{Movie Review} The Harbinger (2022)

The horror world has always reflected our cultural fears. So it shouldn’t surprise anyone that the horror of the Covid pandemic is all the rage lately. To put all my cards on the table, I don’t like it. Most of the Covid horror I’ve seen seems to be try and shoehorn in old tropes in the new frontiers of our collective pandemic isolation. As a result, most of it feels like What If It Was scream, but during the lockdown. It’s both too early and not fresh enough. A mostly toxic mix that does absolutely nothing for me. I say all this to acknowledge that The harbinger, directed by Andy Mitton, shouldn’t be my cup of tea. It’s set in the early days of the pandemic, when everyone feared what was to come, both with the disease and with the growing divide between people who believed in the science and those who didn’t. The harbinger is the first pandemic film to do well. From the color palette to the whole atmosphere of the film, The harbinger delivers on different levels.

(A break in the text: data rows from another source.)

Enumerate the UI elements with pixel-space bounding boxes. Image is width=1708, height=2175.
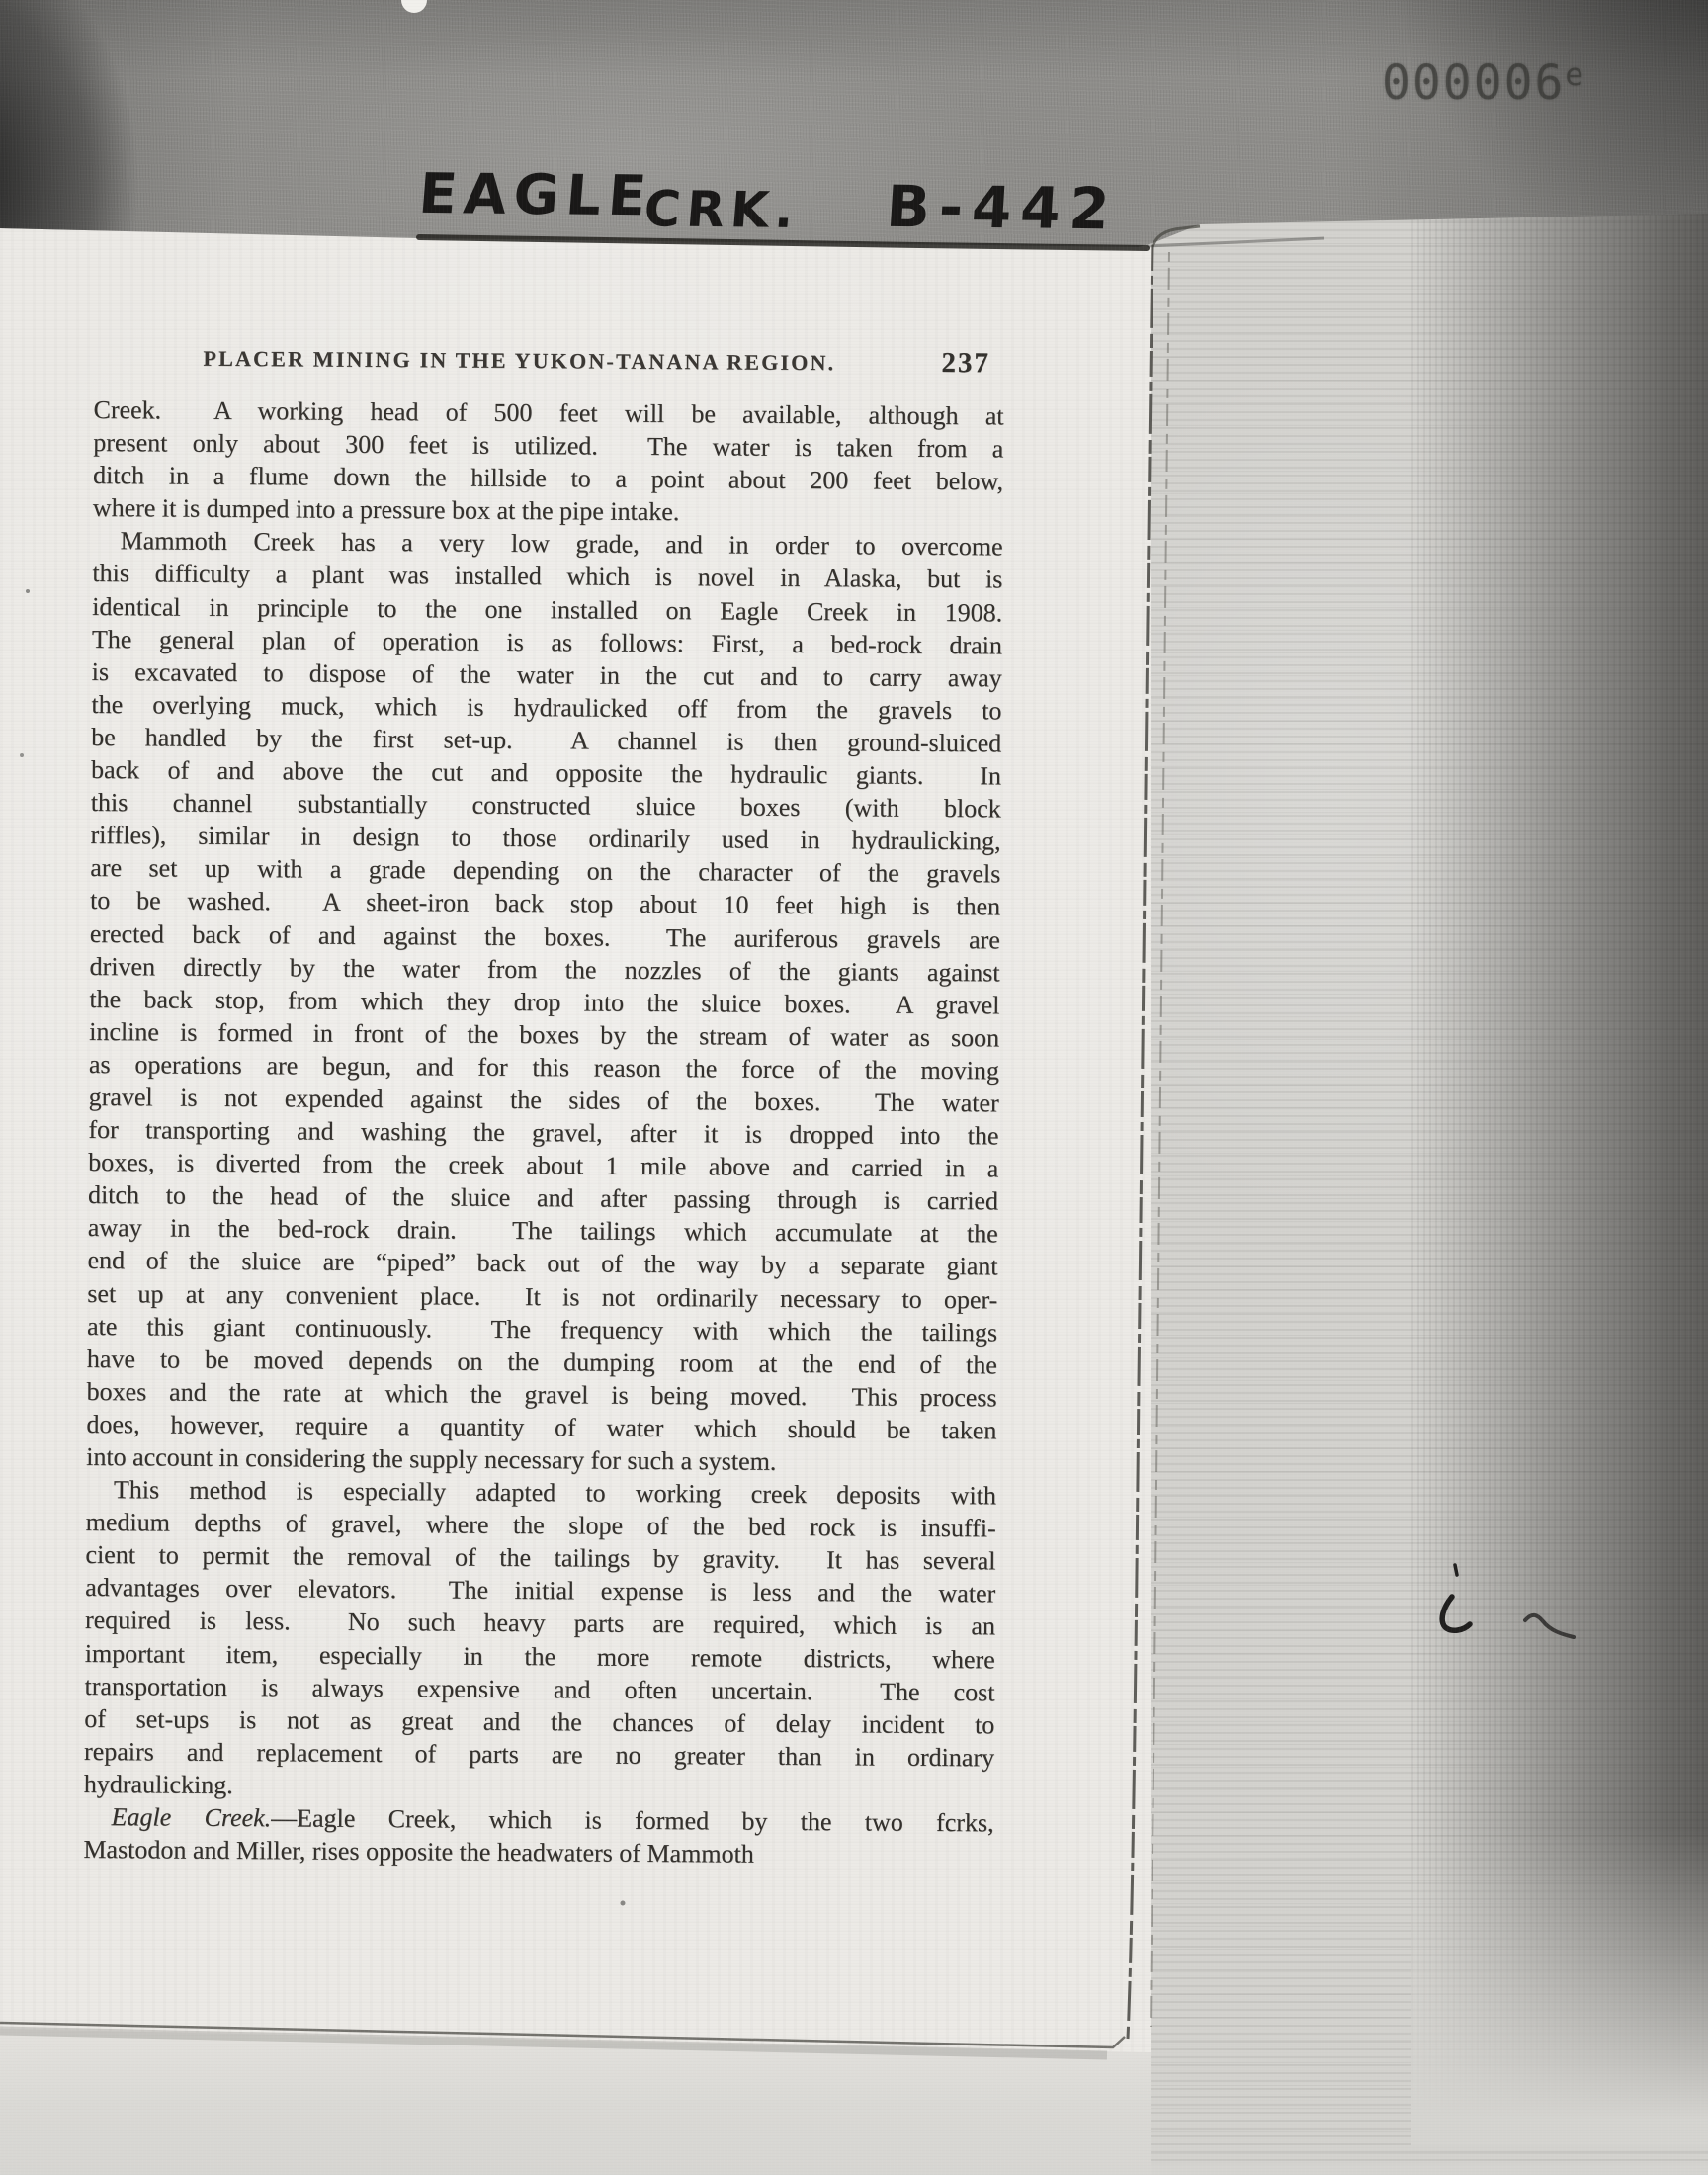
handwritten-creek-name: EAGLE [416, 162, 655, 228]
handwritten-scribble-mark [1525, 1615, 1574, 1637]
ink-speck [621, 1901, 626, 1906]
stamp-suffix: e [1565, 57, 1583, 93]
stamp-number: 000006e [1382, 55, 1583, 111]
handwritten-mark-dot [1455, 1565, 1457, 1575]
stamp-digits: 000006 [1382, 55, 1565, 111]
page-number: 237 [941, 347, 990, 380]
handwritten-report-code: B-442 [885, 173, 1121, 242]
handwritten-creek-abbrev: CRK. [642, 180, 803, 239]
ink-speck [26, 589, 30, 593]
handwritten-check-mark [1442, 1597, 1470, 1630]
page-content: PLACER MINING IN THE YUKON-TANANA REGION… [83, 345, 1004, 1872]
band-boundary-line [1147, 238, 1324, 246]
running-header: PLACER MINING IN THE YUKON-TANANA REGION… [94, 345, 1004, 384]
header-title: PLACER MINING IN THE YUKON-TANANA REGION… [94, 345, 1004, 377]
ink-speck [20, 753, 24, 757]
page-right-edge-line [1128, 245, 1153, 2039]
body-text: Creek. A working head of 500 feet will b… [83, 393, 1003, 1872]
text-line: Mastodon and Miller, rises opposite the … [83, 1833, 993, 1872]
page-right-edge-outer-line [1151, 252, 1169, 2027]
scanned-document-page: 000006e EAGLE CRK. B-442 PLACER MINING I… [0, 0, 1708, 2175]
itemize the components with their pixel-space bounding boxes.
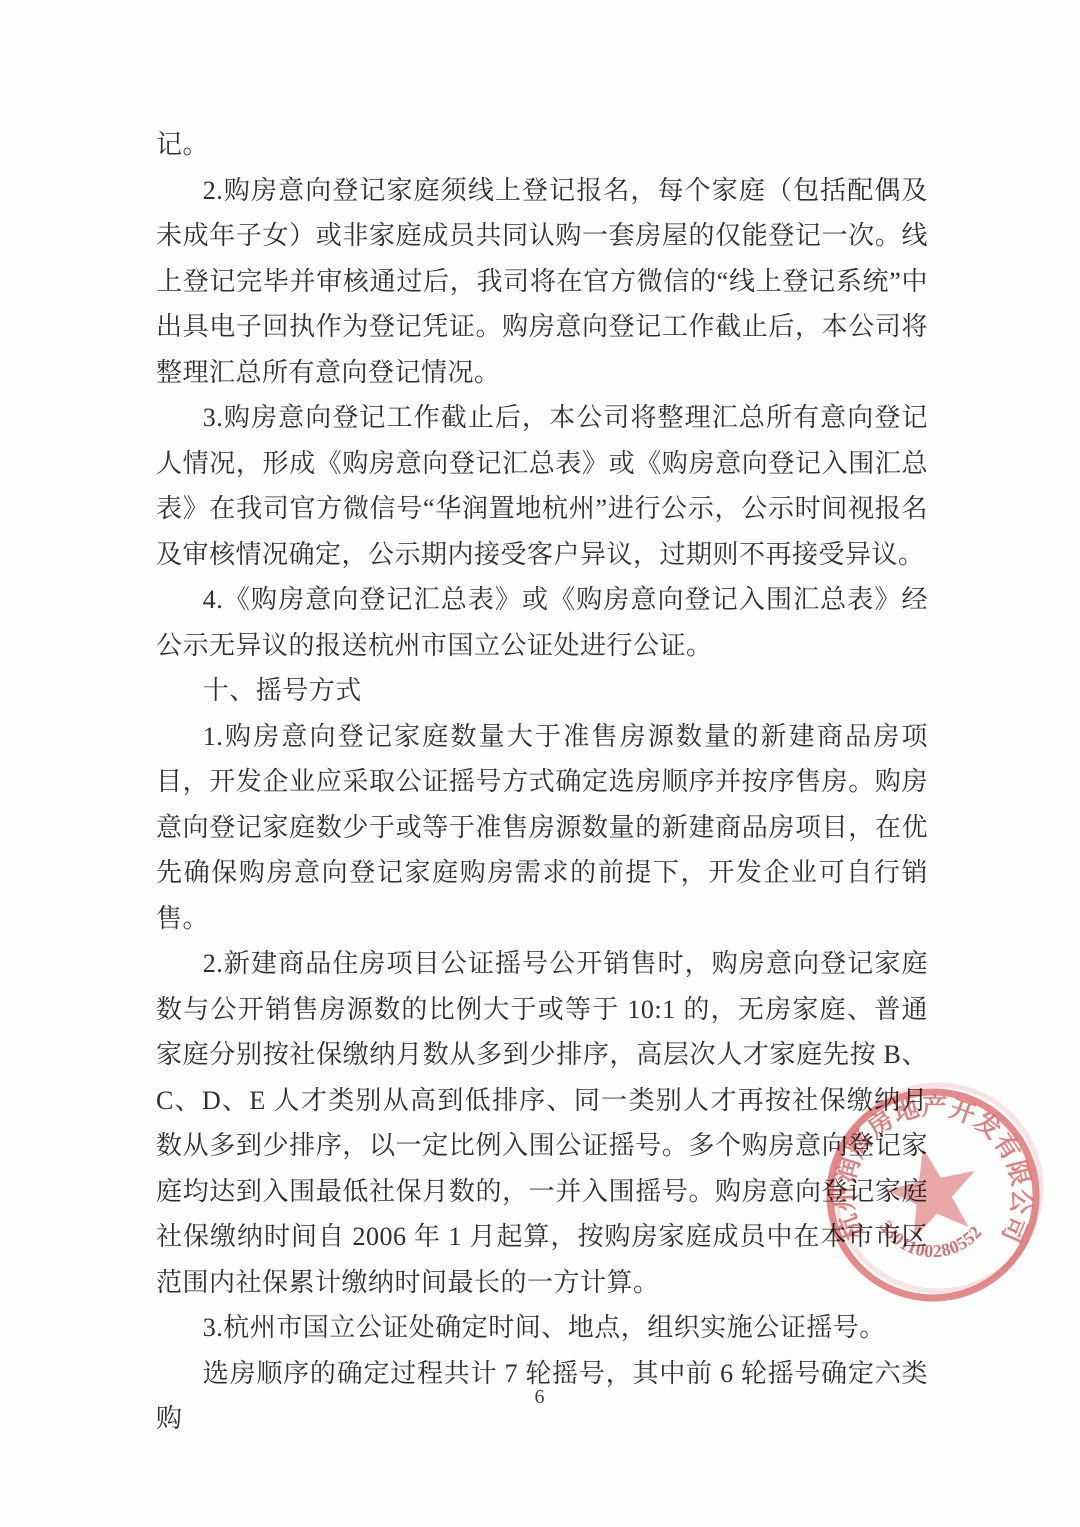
paragraph: 1.购房意向登记家庭数量大于准售房源数量的新建商品房项目，开发企业应采取公证摇号… (156, 714, 928, 942)
page-number: 6 (0, 1386, 1080, 1409)
paragraph: 2.购房意向登记家庭须线上登记报名，每个家庭（包括配偶及未成年子女）或非家庭成员… (156, 168, 928, 396)
paragraph-continuation: 记。 (156, 122, 928, 168)
document-page: 记。 2.购房意向登记家庭须线上登记报名，每个家庭（包括配偶及未成年子女）或非家… (0, 0, 1080, 1527)
section-heading: 十、摇号方式 (156, 668, 928, 714)
paragraph: 3.购房意向登记工作截止后，本公司将整理汇总所有意向登记人情况，形成《购房意向登… (156, 395, 928, 577)
paragraph: 4.《购房意向登记汇总表》或《购房意向登记入围汇总表》经公示无异议的报送杭州市国… (156, 577, 928, 668)
company-seal-stamp: 杭州润辉房地产开发有限公司 3301100280552 (803, 1065, 1063, 1325)
seal-registration-number: 3301100280552 (876, 1217, 986, 1261)
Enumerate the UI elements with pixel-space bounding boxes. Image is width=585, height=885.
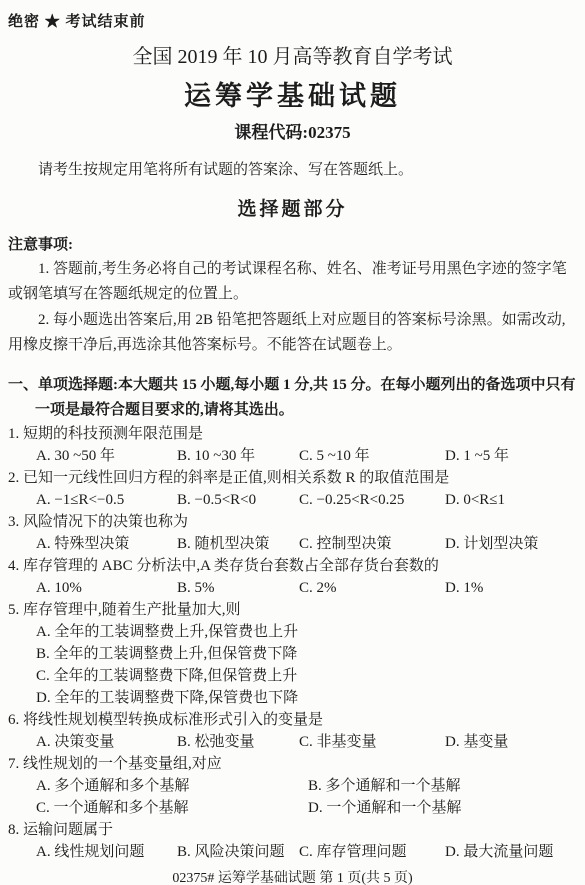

It’s the first movie to use the pandemic to create new horror, not just use the setting for cheap thrills.

Monique (Gabby Beans) bunkers down in the apartment she shares with her father and brother. The family is extra careful because Monique’s father seems to suffer from some kind of COPD or other illnesses that affect his breathing. The desperation portrayed by both Monique and her brother will feel very familiar to most of us who balanced our own well-being with the well-being of our aging parents. So when Monique visits a friend plagued by nightmares that keep her from waking up, she must reconcile the risk to her father with a desire to help her friend. As the nightmares intensify, Monique’s grip on reality weakens. The nightmares seem to be caused by a demon called The Harbinger, who not only kills his victims, but erases them from reality. “it is as if they never existed,” says the demonologist whom the two summon via zoom.

Beans is the star of this movie. Somehow she captures the duality we all felt during the lockdown. Can we take care of everyone around us while taking care of ourselves? As Monique’s backstory unfolds, we never see her as vulnerable but weathered. She is stronger because of her past trauma. Bean’s performance gives us that strength while she and her family remain vulnerable to malevolent forces. This idea that we could do everything right and still lose is a morale buster and again feels like a real emotion specific to the pandemic. It is her performance that transforms the film from a pedestrian pandemic movie into something bigger and more personal.

The film uses generous dream sequences to stir up fear, but also gives the film a scope that many other pandemic films fail to provide. From abandoned apartments to eerie woods, Mitton offers a range of haunting environments that manage to capture the vagaries of a dream while retaining the fear of a nightmare. For Mitton, our dreams are both an escape from the confines of our home and a reminder that everything else out there can be just as terrifying. While the demon lacks some of the flair of other films that have recently come out, it delivers enough on the monster front that when we get a full reveal at the end, it’s scary enough. The monster appears to be based at least in part on a plague mask that works with the film’s themes.

Mitton is at his best exploring how weird circumstances create weird relationships. From the unseen and underappreciated Yellowbrickroad to the fabulous adult fairy tale that is The Witch in the Window, Andy Mitton aims to scare us to help us see our relationships for what they are. Sometimes they are anchors that pull us down, but often these relationships anchor us to the world of the living, and if we lose them, we can lose ourselves in the process.

Monique has long suffered from a mental illness, and that struggle feels very real (as someone who struggled tremendously with these issues during lockdown, I get it). Some may find these discussions exciting, so go into them with your eyes wide open. Suicide is treated subtly in this film, but certainly plays a role. The characters struggling with it feel real, and their suicidal thoughts aren’t treated as a plot device, but rather as fully formed emotions that many of us struggle with. Are we enough for our family? Are we too selfish? How do we deal with our own limitations when we have to face them? Finally, what is our legacy, especially if nothing of time wears away our contributions?

The Harbinger is a beautiful and haunting film. A film that manages to capture the horror of the pandemic, while at the same time stating that the pandemic may well be the beginning of darker things for us and the country. It deserves all the accolades and you can watch it today on VOD.